The first book I ever read cover to cover was a sci-fi potboiler, Robert Heinlein’s Beyond This Horizon, which I plucked off the rotating metal paperback display in the drugstore where my Mom worked in the early ‘60s. 25 cents. I still have it. I can still read it (if I wanted to). For lots of reasons, it’s hard to imagine that some kid will be able to read the copy of Paolo Bacigalupa’s The Windup Girl fifty years from now that she just bought on an ereader. $8 (the paperback costs $15 in a physical bookstore, $8 online at Amazon or B&N). Of course if she’s twelve years old, like I was, the big obstacle is that she won’t have an ereader. Nooks and Kindles and iPads are still adult devices at this point because they’re too expensive and require credit cards. Facile anecdotes about preschoolers wondering why paper books don’t pinch and squeeze like the iPad, or gushing headlines about ereader adoption by younger audiences (which appears not to be the case), or even hip parents saying “look at this,” don’t add up to ebooks in the hands of many 12-year-olds.
So she may not buy The Windup Girl or even be able to buy it in the first place, unless she’s the daughter of a prosperous American. Beyond that there’s the fact that whatever electronic reading devices are available 50 years from now, if there are any, won’t be able to display that Kindle file or epub “file” she downloaded, if she did, anyway—notice, it’s not a book now. It’s a “file,” a curiously deceptive evolution of how you describe a book. The book may survive but be disembodied and as such might be LESS readily available than the current Google wisdom implies. If that last statement makes no sense to you, I suggest you take a long weekend without an Internet or cellular connection and think about it.

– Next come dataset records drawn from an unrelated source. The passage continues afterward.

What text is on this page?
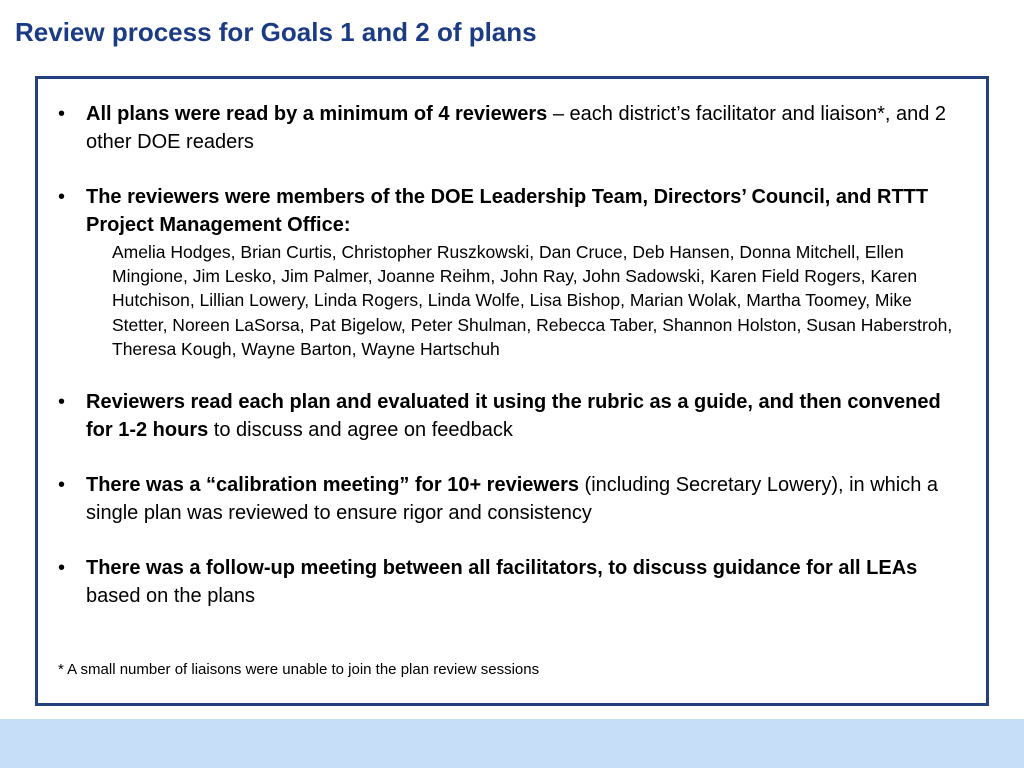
Review process for Goals 1 and 2 of plans
•	All plans were read by a minimum of 4 reviewers – each district’s facilitator and liaison*, and 2 other DOE readers
•	The reviewers were members of the DOE Leadership Team, Directors’ Council, and RTTT Project Management Office:
Amelia Hodges, Brian Curtis, Christopher Ruszkowski, Dan Cruce, Deb Hansen, Donna Mitchell, Ellen Mingione, Jim Lesko, Jim Palmer, Joanne Reihm, John Ray, John Sadowski, Karen Field Rogers, Karen Hutchison, Lillian Lowery, Linda Rogers, Linda Wolfe, Lisa Bishop, Marian Wolak, Martha Toomey, Mike Stetter, Noreen LaSorsa, Pat Bigelow, Peter Shulman, Rebecca Taber, Shannon Holston, Susan Haberstroh, Theresa Kough, Wayne Barton, Wayne Hartschuh
•	Reviewers read each plan and evaluated it using the rubric as a guide, and then convened for 1-2 hours to discuss and agree on feedback
•	There was a “calibration meeting” for 10+ reviewers (including Secretary Lowery), in which a single plan was reviewed to ensure rigor and consistency
•	There was a follow-up meeting between all facilitators, to discuss guidance for all LEAs based on the plans
* A small number of liaisons were unable to join the plan review sessions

Moving right along, it’s interesting when you go to “ebook stores” that the genres survive, like science fiction, where you’d find Heinlein or The Windup Girl. But here’s a modest proposal: why?
I just read Jack McDevitt’s 2005 novel Seeker, which is just an amazing detective, uh… sci-fi novel with a liberal dose of ethical intrigue that makes me wonder why a lot of people who’ve never in their lives read a science fiction novel (and to whom Harlan Ellison is an undiscovered country) wouldn’t enjoy reading this book. I bought the paperback ($7.99). How can you not like sci-fi covers? That got my attention way back when (and it’s far less a gender issue now—no more babes gripped by giant crabs). Still, hard to appreciate art in an ebook cover, though with a color Nook, why not? It could even be a thirty second video, like a movie trailer. This could be one advantage of ebooks—genre busting, attention grabbing, content marketing. To me the experience of reading Nevada Barr’s Winter Study and McDevitt’s Seeker were such similar reading experiences–strong characters, evil doers, suspense—that I just can’t help but think of them in the same cold breath. Maybe as novels get stirred in the big digital pot some of the genre lines might blur, not necessarily, but potentially if the booksellers adjusted their suggestions–if you like this, you’ll like that, instead of clinging to the niches. Just a suggestion, could be fun, although my wife would say I’m barking up the wrong bits on this one. She wouldn’t watch Inception with me last night. Good choice, actually.
It may be that instead of thinking about the technology what we should really be thinking about is what books are, the words themselves and the reading experience? I’m skeptical about the ereader experience, for some of the reasons amorphously implied above, but print faced similar challenges early on. The “Gutenberg revolution” in fact took a 150 years to bear fruit for anyone but an elite few. The magic trick, if it’s to be believed at all, will be to produce ebooks that can be preserved (independent of the gadgets du jour) that also engage readers as much as print books do. Ebooks have a LONG way to go. Maybe fifty years from now we’ll be able to hold them somehow. Turn their pages, which slowly age, like everything else in existence. Instead of expiring like ebooks checked out of libraries do now, maybe ebooks will just turn gray, or lose their page numbers. Who knows?